Deploy stream processing topology on runtime?

H all,

I have a requirement where in I need to re-ingest some of my older data. We have a multi staged pipeline , the source of which is a Kafka topic. Once a record is fed into that, it runs through a series of steps(about 10). Each step massages the original JSON object pushed to the source topic and pushes to a destination topic.

Now, sometimes, we need to re ingest the older data and apply a subset of the steps I described above. We intend to push these re-ingest records to a different topic, so as not to block the "live" data that's coming through, This might mean I may need to apply just 1 step from the 10 I described above. Running it through the entire pipeline from above is wasteful, as each step is pretty resource intensive and calls multiple external services. Also, I might need to re-ingest millions of entries at time, so I might choke my external services. Lastly, these re ingsetion activities are not that frequent and may happen just once a week at times.

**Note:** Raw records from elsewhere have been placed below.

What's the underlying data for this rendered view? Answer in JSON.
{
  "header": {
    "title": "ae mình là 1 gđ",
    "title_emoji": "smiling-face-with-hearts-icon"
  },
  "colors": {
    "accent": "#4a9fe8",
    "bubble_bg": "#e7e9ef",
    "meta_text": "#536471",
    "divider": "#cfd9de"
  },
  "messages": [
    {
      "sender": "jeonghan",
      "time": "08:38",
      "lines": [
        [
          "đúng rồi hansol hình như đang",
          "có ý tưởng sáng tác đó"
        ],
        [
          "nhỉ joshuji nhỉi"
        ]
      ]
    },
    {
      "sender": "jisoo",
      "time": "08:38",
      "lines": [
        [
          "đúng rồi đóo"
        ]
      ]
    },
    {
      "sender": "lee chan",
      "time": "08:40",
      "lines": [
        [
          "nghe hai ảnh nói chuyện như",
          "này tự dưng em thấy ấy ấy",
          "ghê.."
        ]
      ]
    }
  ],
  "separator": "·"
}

Let's say if I am able to figure out what steps from above I need to execute. That can be done via a basic rules engine. Once that has been done, then I need to be able to dynamically create a topology/ be able to deploy it which starts processing from the newly created topic. Again, the reason I want to deploy on runtime is that these activities, albeit business critical, don't happen that frequently. And every time, the steps I need to execute might change, so we can't always have the entire pipeline running.

Is there a way to achieve this? Or may be am I even thinking in the right direction i.e is the approach I outlined above is even correct? Any pointers would be helpful.

I'd suggest you creating those dynamic topologies for re-ingested data as a separate Kafka Streams application. And if you want to programmatically create such applications on-the-fly and terminate them when done consider the following ways:

Make each of your steps be configurable: you may have a list of knob parameters passed in and depending on them create the re-ingest topology on the fly.
If you want to auto-trigger such re-ingestion pipelines, consider using some deployment tools incorporated to call KafkaStreams#start.